In der Ukraine startet offiziell ein Pilotprojekt, das eine der drängendsten Probleme der letzten Jahre lösen soll – die Wohnungsfrage für Binnenvertriebene (BVL). Im Rahmen dieser neuen Initiative erhalten lokale Gemeinden die Möglichkeit, freie Privathäuser zu kaufen und sie Vertriebenen unter den Bedingungen einer Sozialmiete zur Verfügung zu stellen.
Wie RBC-Ukraine unter Berufung auf die Volksabgeordnete Jelena Schuljak berichtet, wurden für die Umsetzung dieses umfangreichen Programms im Staatshaushalt für 2026 bereits 1 Milliarde Griwna eingeplant. Vor Ort läuft derzeit eine intensive Arbeit: Die Gemeinden analysieren ihren Wohnungsbestand und erstellen Listen leerstehender Häuser, die mit staatlichen Mitteln erworben werden können.
Strenges Auswahlverfahren: Warum die meisten Gemeinden nicht in den Pilot aufgenommen wurden
Trotz des großen Interesses an dem Programm erwiesen sich die Teilnahmebedingungen als außerordentlich streng. Um in das Projekt aufgenommen zu werden, müssen die Siedlungen über eine entwickelte Infrastruktur verfügen: Es müssen Arbeitsplätze, Schulen, Kindergärten, medizinische Einrichtungen und ein gut ausgebautes Verkehrsnetz vorhanden sein.
Gerade diese hohen Anforderungen waren der Grund dafür, dass die meisten Bewerber in der Anfangsphase nicht an der Initiative teilnehmen konnten. Laut Jelena Schuljak haben von den 25 Gemeinden, die Anträge gestellt haben, nur fünf die erste Auswahlrunde bestanden. Genau in diesen Gebieten hat nun die aktive Suche nach Wohnobjekten und die Erstellung von Listen der unterstützungsbedürftigen Familien begonnen.
Wer erhält Wohnraum und unter welchen Bedingungen
Das Programm basiert auf den Prinzipien der Sozialmiete. Die wichtigsten Parameter für den Kauf und die Belegung sehen wie folgt aus:
- Kostengrenze: Der maximale Kaufpreis für ein Privathaus darf 500.000 Griwna nicht überschreiten.
- Wohnbedingungen: Die Immobilien werden den Vertriebenen kostenlos zur Verfügung gestellt. Die Familien müssen lediglich die verbrauchten Nebenkosten selbst bezahlen.
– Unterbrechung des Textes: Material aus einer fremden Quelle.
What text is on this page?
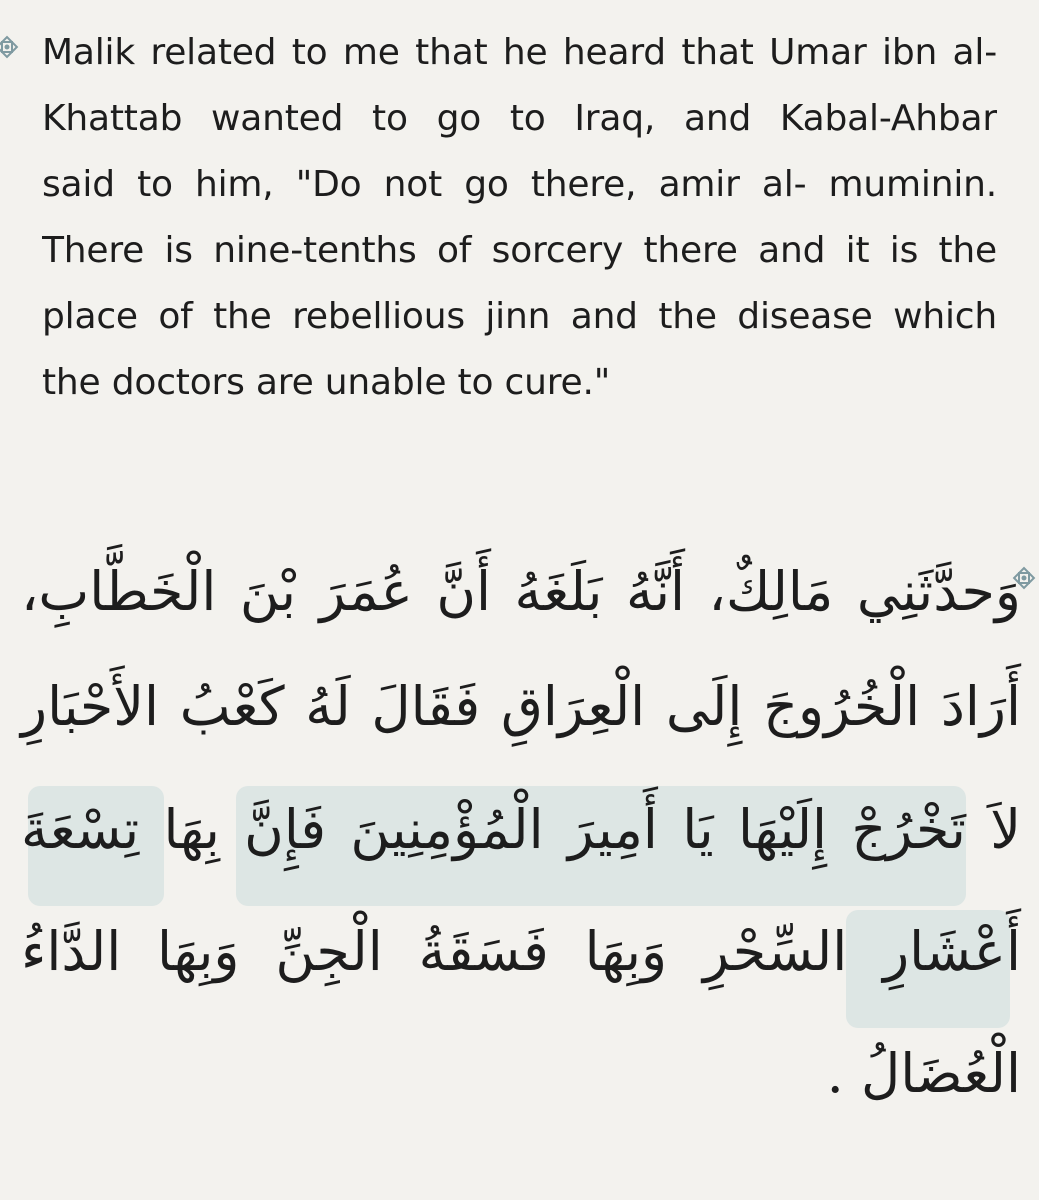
Malik related to me that he heard that Umar ibn al-
Khattab wanted to go to Iraq, and Kabal-Ahbar
said to him, "Do not go there, amir al- muminin.
There is nine-tenths of sorcery there and it is the
place of the rebellious jinn and the disease which
the doctors are unable to cure."
وَحدَّثَنِي مَالِكٌ، أَنَّهُ بَلَغَهُ أَنَّ عُمَرَ بْنَ الْخَطَّابِ،
أَرَادَ الْخُرُوجَ إِلَى الْعِرَاقِ فَقَالَ لَهُ كَعْبُ الأَحْبَارِ
لاَ تَخْرُجْ إِلَيْهَا يَا أَمِيرَ الْمُؤْمِنِينَ فَإِنَّ بِهَا تِسْعَةَ
أَعْشَارِ السِّحْرِ وَبِهَا فَسَقَةُ الْجِنِّ وَبِهَا الدَّاءُ
الْعُضَالُ .
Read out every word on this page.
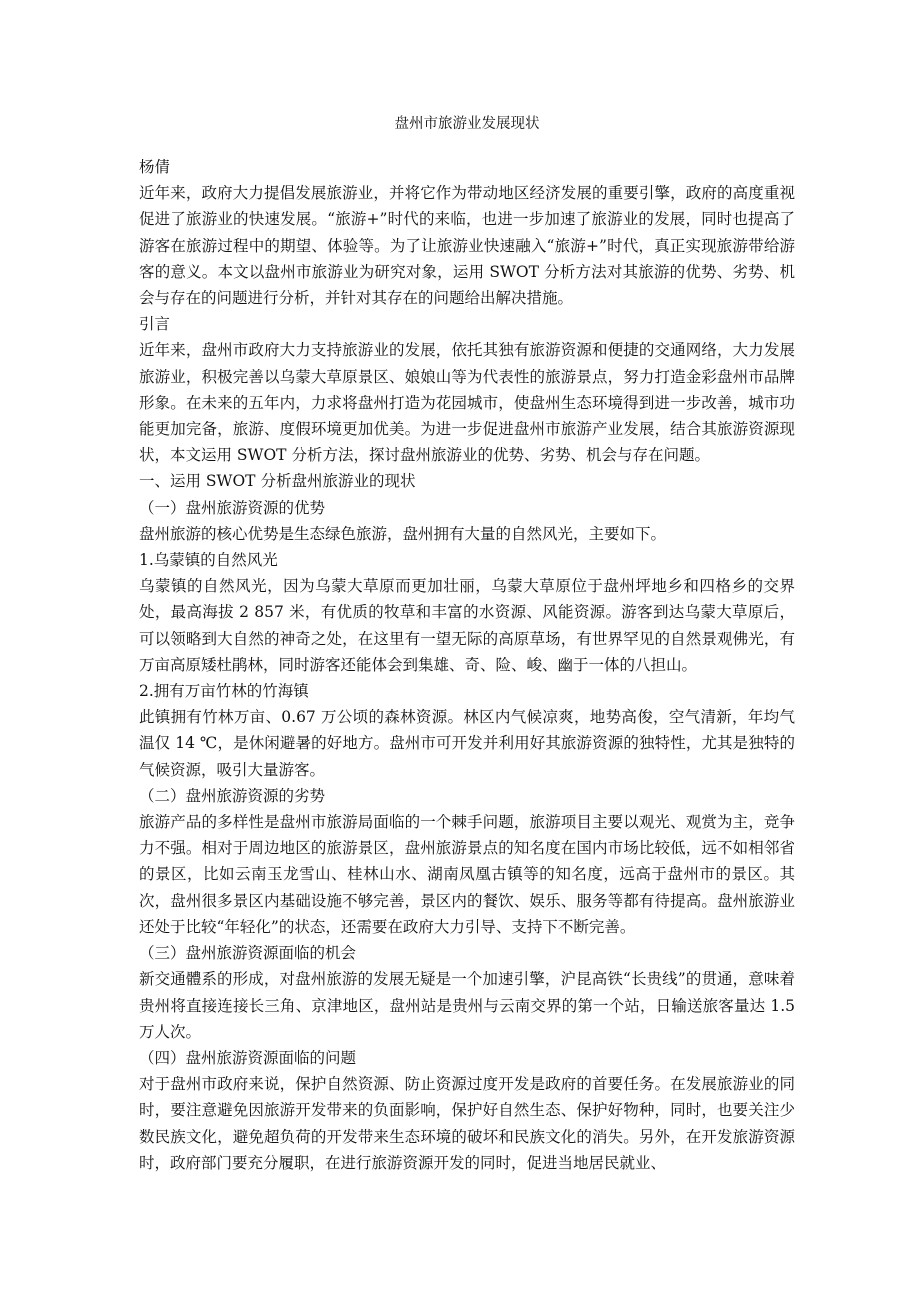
盘州市旅游业发展现状

杨倩

近年来，政府大力提倡发展旅游业，并将它作为带动地区经济发展的重要引擎，政府的高度重视促进了旅游业的快速发展。“旅游+”时代的来临，也进一步加速了旅游业的发展，同时也提高了游客在旅游过程中的期望、体验等。为了让旅游业快速融入“旅游+”时代，真正实现旅游带给游客的意义。本文以盘州市旅游业为研究对象，运用 SWOT 分析方法对其旅游的优势、劣势、机会与存在的问题进行分析，并针对其存在的问题给出解决措施。

引言

近年来，盘州市政府大力支持旅游业的发展，依托其独有旅游资源和便捷的交通网络，大力发展旅游业，积极完善以乌蒙大草原景区、娘娘山等为代表性的旅游景点，努力打造金彩盘州市品牌形象。在未来的五年内，力求将盘州打造为花园城市，使盘州生态环境得到进一步改善，城市功能更加完备，旅游、度假环境更加优美。为进一步促进盘州市旅游产业发展，结合其旅游资源现状，本文运用 SWOT 分析方法，探讨盘州旅游业的优势、劣势、机会与存在问题。

一、运用 SWOT 分析盘州旅游业的现状

（一）盘州旅游资源的优势

盘州旅游的核心优势是生态绿色旅游，盘州拥有大量的自然风光，主要如下。

1.乌蒙镇的自然风光

乌蒙镇的自然风光，因为乌蒙大草原而更加壮丽，乌蒙大草原位于盘州坪地乡和四格乡的交界处，最高海拔 2 857 米，有优质的牧草和丰富的水资源、风能资源。游客到达乌蒙大草原后，可以领略到大自然的神奇之处，在这里有一望无际的高原草场，有世界罕见的自然景观佛光，有万亩高原矮杜鹃林，同时游客还能体会到集雄、奇、险、峻、幽于一体的八担山。

2.拥有万亩竹林的竹海镇

此镇拥有竹林万亩、0.67 万公顷的森林资源。林区内气候凉爽，地势高俊，空气清新，年均气温仅 14 ℃，是休闲避暑的好地方。盘州市可开发并利用好其旅游资源的独特性，尤其是独特的气候资源，吸引大量游客。

（二）盘州旅游资源的劣势

旅游产品的多样性是盘州市旅游局面临的一个棘手问题，旅游项目主要以观光、观赏为主，竞争力不强。相对于周边地区的旅游景区，盘州旅游景点的知名度在国内市场比较低，远不如相邻省的景区，比如云南玉龙雪山、桂林山水、湖南凤凰古镇等的知名度，远高于盘州市的景区。其次，盘州很多景区内基础设施不够完善，景区内的餐饮、娱乐、服务等都有待提高。盘州旅游业还处于比较“年轻化”的状态，还需要在政府大力引导、支持下不断完善。

（三）盘州旅游资源面临的机会

新交通體系的形成，对盘州旅游的发展无疑是一个加速引擎，沪昆高铁“长贵线”的贯通，意味着贵州将直接连接长三角、京津地区，盘州站是贵州与云南交界的第一个站，日输送旅客量达 1.5 万人次。

（四）盘州旅游资源面临的问题

对于盘州市政府来说，保护自然资源、防止资源过度开发是政府的首要任务。在发展旅游业的同时，要注意避免因旅游开发带来的负面影响，保护好自然生态、保护好物种，同时，也要关注少数民族文化，避免超负荷的开发带来生态环境的破坏和民族文化的消失。另外，在开发旅游资源时，政府部门要充分履职，在进行旅游资源开发的同时，促进当地居民就业、
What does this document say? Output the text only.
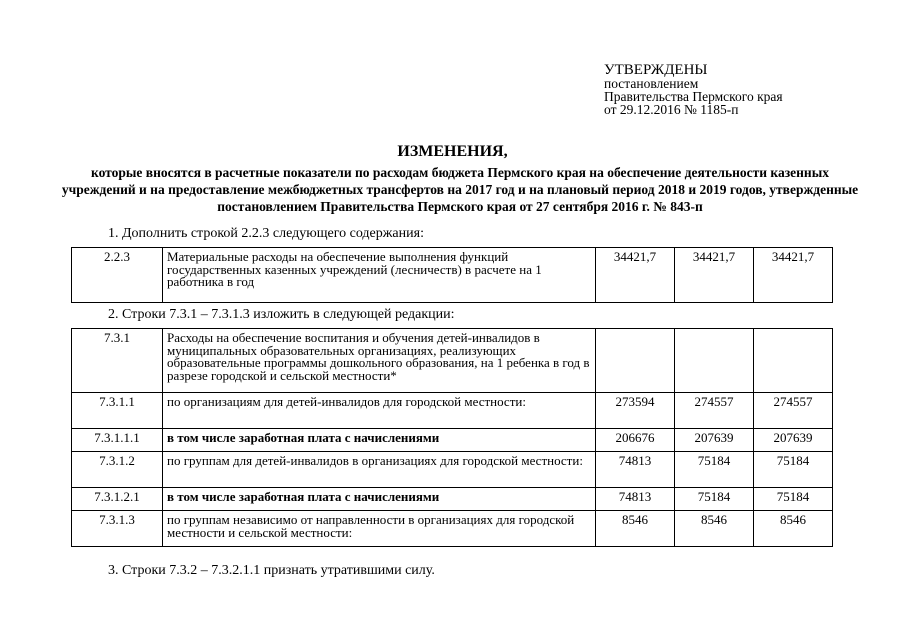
УТВЕРЖДЕНЫ
постановлением
Правительства Пермского края
от 29.12.2016 № 1185-п
ИЗМЕНЕНИЯ,
которые вносятся в расчетные показатели по расходам бюджета Пермского края на обеспечение деятельности казенных учреждений и на предоставление межбюджетных трансфертов на 2017 год и на плановый период 2018 и 2019 годов, утвержденные постановлением Правительства Пермского края от 27 сентября 2016 г. № 843-п
1. Дополнить строкой 2.2.3 следующего содержания:
2.2.3	Материальные расходы на обеспечение выполнения функций государственных казенных учреждений (лесничеств) в расчете на 1 работника в год	34421,7	34421,7	34421,7
2. Строки 7.3.1 – 7.3.1.3 изложить в следующей редакции:
7.3.1	Расходы на обеспечение воспитания и обучения детей-инвалидов в муниципальных образовательных организациях, реализующих образовательные программы дошкольного образования, на 1 ребенка в год в разрезе городской и сельской местности*			
7.3.1.1	по организациям для детей-инвалидов для городской местности:	273594	274557	274557
7.3.1.1.1	в том числе заработная плата с начислениями	206676	207639	207639
7.3.1.2	по группам для детей-инвалидов в организациях для городской местности:	74813	75184	75184
7.3.1.2.1	в том числе заработная плата с начислениями	74813	75184	75184
7.3.1.3	по группам независимо от направленности в организациях для городской местности и сельской местности:	8546	8546	8546
3. Строки 7.3.2 – 7.3.2.1.1 признать утратившими силу.
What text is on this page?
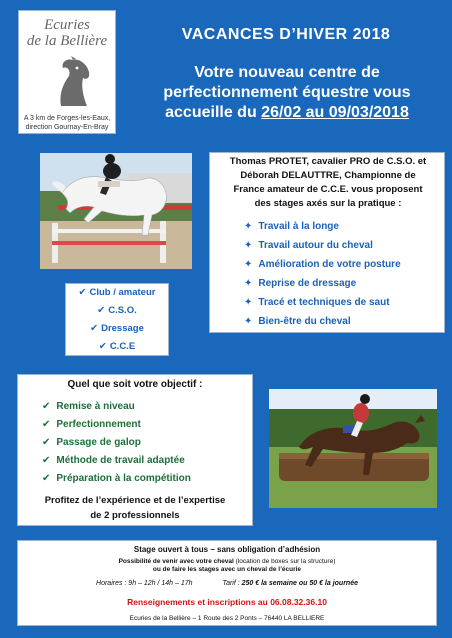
Ecuries
de la Bellière
A 3 km de Forges-les-Eaux,
direction Gournay-En-Bray
VACANCES D’HIVER 2018
Votre nouveau centre de
perfectionnement équestre vous
accueille du 26/02 au 09/03/2018
Thomas PROTET, cavalier PRO de C.S.O. et
Déborah DELAUTTRE, Championne de
France amateur de C.C.E. vous proposent
des stages axés sur la pratique :
✦ Travail à la longe
✦ Travail autour du cheval
✦ Amélioration de votre posture
✦ Reprise de dressage
✦ Tracé et techniques de saut
✦ Bien-être du cheval
✔ Club / amateur
✔ C.S.O.
✔ Dressage
✔ C.C.E
Quel que soit votre objectif :
✔ Remise à niveau
✔ Perfectionnement
✔ Passage de galop
✔ Méthode de travail adaptée
✔ Préparation à la compétition
Profitez de l’expérience et de l’expertise
de 2 professionnels
Stage ouvert à tous – sans obligation d’adhésion
Possibilité de venir avec votre cheval (location de boxes sur la structure)
ou de faire les stages avec un cheval de l’écurie
Horaires : 9h – 12h / 14h – 17h	Tarif : 250 € la semaine ou 50 € la journée
Renseignements et inscriptions au 06.08.32.36.10
Ecuries de la Bellière – 1 Route des 2 Ponts – 76440 LA BELLIERE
- Prioritätskategorien: Vorrang bei der Wohnraumversorgung erhalten ältere Menschen, Menschen mit Behinderungen sowie Familien mit Kindern.
- Eigentumsstatus: In der ersten Phase des Projekts bleiben die Häuser im Besitz der lokalen Behörden und werden den Vertriebenen nicht ins Privateigentum übertragen.
Kritische Belastung der Regionen
Der Start des Projekts ist für die Regionen, die den Hauptstrom der evakuierten Bürger aufgenommen haben, von kritischer Bedeutung. Insbesondere in den Oblasten Winnyzja und Chmelnyzkyj wird ein erhebliches Bevölkerungswachstum verzeichnet. In einigen Gemeinden machen Binnenvertriebene 25–30 % der Gesamtbevölkerung aus, wodurch die lokale Infrastruktur und das Versorgungsnetz an einigen Orten die Belastung bereits nicht mehr bewältigen können.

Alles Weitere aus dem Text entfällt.